Bilen bilir kim olduğumuzu ne yaptığımızı.
Yapamadıklarımız vardı onları yapmaya çalıştık:
 

Yunus Ünsal ve Bülent Küçükalcan ile birlikte bir 26 Ağustos günü Kocatepe'ye çıktığımızın hikayesidir.
"Vardığı yerlere varmak, durduğu yerlerde durmak ve içtiği sulardan içmek."
Şimdiki gibi yollar otomobiller yoktu. Kağnılar işliyordu ağırdan.
Verimli Afyon ovası, Sakarya boyları, Sincan ovası işgal altındaydı Erkekler cephedeydi , üç yıldır ekinler ekilememişti. Göz alabildiğine çakır dikenleri, sığır kuyrukları, gevenler, alıçlar, ahlatlar kaplamıştı bozkırı. Bir yanda emanet öküz, bir yanda yaşlı bir nene veya dede, avuç içi kadar toprak sürüp, çocuklara buğday aşı yetiştirmeye çalışırlardı. Tükenmek üzereydi nefesler, bitmek üzereydi umutlar. Kekik kaynatılır, dağ otlarından çay pişirilir, deve dikeni tohumundan kahve yapılırdı. Tüm zenginliği buydu O'nun kurtarmaya çalıştığı toprakların son yıllarda. Eller yarık, dudaklar çatlak, göz pınarları trahomlu, umutlar dağların arkasındaydı.
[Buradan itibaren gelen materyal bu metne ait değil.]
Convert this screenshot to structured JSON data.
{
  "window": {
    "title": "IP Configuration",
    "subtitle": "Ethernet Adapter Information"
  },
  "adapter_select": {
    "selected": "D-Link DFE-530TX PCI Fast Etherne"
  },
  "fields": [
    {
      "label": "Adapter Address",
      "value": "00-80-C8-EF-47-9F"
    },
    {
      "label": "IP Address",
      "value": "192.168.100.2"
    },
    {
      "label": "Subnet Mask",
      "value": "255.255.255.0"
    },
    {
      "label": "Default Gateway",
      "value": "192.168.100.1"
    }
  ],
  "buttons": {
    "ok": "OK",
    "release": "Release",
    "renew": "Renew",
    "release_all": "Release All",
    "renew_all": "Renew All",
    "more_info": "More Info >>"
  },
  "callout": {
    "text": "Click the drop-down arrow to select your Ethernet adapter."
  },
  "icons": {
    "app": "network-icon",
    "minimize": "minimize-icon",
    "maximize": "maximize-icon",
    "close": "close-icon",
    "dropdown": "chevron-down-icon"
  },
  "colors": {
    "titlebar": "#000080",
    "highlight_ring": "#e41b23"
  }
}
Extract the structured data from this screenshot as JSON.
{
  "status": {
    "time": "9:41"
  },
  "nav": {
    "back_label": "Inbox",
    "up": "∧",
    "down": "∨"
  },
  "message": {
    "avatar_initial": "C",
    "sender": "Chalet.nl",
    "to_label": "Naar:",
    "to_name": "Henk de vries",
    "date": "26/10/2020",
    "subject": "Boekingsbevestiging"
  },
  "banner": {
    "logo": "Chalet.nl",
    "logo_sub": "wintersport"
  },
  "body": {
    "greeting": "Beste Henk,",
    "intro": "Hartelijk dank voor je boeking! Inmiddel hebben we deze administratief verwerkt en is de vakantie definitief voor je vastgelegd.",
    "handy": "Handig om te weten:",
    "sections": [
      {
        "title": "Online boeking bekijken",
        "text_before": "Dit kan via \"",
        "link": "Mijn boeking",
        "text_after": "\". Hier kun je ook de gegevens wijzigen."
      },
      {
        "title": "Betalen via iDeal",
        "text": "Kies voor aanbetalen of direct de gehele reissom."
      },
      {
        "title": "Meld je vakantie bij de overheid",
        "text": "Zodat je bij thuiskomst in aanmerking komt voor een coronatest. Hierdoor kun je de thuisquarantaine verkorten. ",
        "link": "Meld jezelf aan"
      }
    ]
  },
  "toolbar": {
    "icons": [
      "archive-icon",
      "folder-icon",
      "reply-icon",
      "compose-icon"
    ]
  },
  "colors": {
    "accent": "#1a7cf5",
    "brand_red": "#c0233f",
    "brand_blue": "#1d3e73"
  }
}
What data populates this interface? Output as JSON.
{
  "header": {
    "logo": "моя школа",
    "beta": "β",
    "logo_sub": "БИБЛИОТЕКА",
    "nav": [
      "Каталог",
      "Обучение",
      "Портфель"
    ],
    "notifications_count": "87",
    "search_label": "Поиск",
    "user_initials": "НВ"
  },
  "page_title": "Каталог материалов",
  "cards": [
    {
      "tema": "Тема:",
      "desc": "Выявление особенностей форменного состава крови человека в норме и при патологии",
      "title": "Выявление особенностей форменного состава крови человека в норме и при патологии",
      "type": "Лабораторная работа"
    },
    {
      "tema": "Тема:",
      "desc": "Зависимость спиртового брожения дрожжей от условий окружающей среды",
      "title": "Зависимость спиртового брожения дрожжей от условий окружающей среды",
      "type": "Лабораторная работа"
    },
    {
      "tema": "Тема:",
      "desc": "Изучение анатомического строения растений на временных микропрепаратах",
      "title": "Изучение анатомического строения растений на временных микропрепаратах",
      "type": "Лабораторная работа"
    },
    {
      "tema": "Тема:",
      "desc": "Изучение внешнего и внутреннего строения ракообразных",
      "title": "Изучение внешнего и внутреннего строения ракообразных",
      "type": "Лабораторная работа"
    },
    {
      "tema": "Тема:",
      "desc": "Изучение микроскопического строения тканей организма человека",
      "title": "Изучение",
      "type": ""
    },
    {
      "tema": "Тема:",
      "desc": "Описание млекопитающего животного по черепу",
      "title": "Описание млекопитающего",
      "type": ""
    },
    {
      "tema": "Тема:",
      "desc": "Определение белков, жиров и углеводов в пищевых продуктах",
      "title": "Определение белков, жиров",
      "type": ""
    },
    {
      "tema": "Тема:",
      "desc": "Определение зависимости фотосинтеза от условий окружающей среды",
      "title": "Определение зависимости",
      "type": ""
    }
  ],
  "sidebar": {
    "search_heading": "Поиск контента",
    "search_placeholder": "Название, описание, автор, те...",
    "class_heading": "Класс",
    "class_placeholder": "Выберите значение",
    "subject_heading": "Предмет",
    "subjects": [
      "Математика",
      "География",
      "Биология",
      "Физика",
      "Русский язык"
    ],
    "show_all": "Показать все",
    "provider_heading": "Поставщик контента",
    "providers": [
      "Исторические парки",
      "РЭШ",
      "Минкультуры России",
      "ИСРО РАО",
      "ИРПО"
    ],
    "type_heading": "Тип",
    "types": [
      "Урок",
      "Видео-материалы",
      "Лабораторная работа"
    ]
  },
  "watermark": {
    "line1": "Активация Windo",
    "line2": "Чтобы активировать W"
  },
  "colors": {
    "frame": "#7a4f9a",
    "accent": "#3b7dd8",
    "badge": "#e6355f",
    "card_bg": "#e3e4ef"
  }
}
İşte öyle bir gece vakti, çıkageldi Akşehir üzerinden Şuhut'a. Hacı Veli Ağa konağı karargah yapıldı. Cephede,  İsmet Paşa, Fevzi Çakmak, Fahrettin Altay, Ali İhsan Sabis, Yakup Şevki Paşa,Sakallı Nurettin Paşalar vardı.
Keskin bir poyraz kavuruyordu ortalığı. Sessizce yanaştılar Afyon'un güneyine. Düşman karargahını poyrazın çakır dikenlerin kafasını koparıp yumaklar halinde savurduğu gibi kuzeye doğru savurmak, Türk ordusunun kurduğu tuzağa çekmek için  bir Ağustos gecesi  Kocatepe'ye çıktı. 1874 rakımlı Kocatepe'nin 200 metre aşağısındaki boyunda küçük düzlükte çadırlar kuruldu. Afyon Ovası ayaklarının altındaydı.  Büyük muhariplerin yaptığı gibi düşmanı bir tepeden tarassut altına alıp hücum emrini oradan verecekti. Çakırdiken tohumundan yapılmış kahvesini içti, bir sigara yakıp, tepeye doğru tırmandı. Tarih O'nu son hücum kararını verdiği Kocatepe'de sigarasının dumanını içine çekerek çenesine dayadığı sağ baş parmağıyla düşüncesine kuvvet verirken görüntülemişti.
Bu O'nun son meydan savaşındaki son görüntüsüydü. Vatan topraklarını kaplayan çakır dikenlerini poyrazın koparıp yumakladığı gibi koparıp atacak, toprağı altın başakların yeşerdiği verimli tarlalara  döndürecekti. Bir daha ordularla muharebe ettiğini gören olmadı. 
Yeni Savaşını yeni bir devlet kurmak için medeniyet alanında yapacaktı.
Biz de Yunus Ünsal, Bülent Küçükalcan, Ahmet Topsakal, ve Turgut KARABACAK ile "Mehlika Sultan'a Aşık  Yedi Genç" gibi onun izinden yürümek için yollara düştük. İçtiği sulardan içtik, ayak bastığı topraklardan, derelerden tepelerden geçtik. Bir gece onun konakladığı bozkır kasabası Şuhut'ta yattık. Beynimizde O'nun hayali olsa da altımızda atlar kağnılar ayağımızda çizmeler yoktu. Taşlardan sekerek değil asfalttan yürüyorduk. 
Artık Kocatepe bir bayram yeridir. Ne olmuşsa onun sayesinde olmuştur. Emek onundur, yaşatmak bize düşer.
Ne mutlu O'na ki bize böyle güzel uğrunda ölünesi bir vatan bırakmıştı. Ruhu Şad Olsun. 
Ali YILDIZ


Misafir Kalem Karabacak: O'nun İçtiği Sulardan İçtik ..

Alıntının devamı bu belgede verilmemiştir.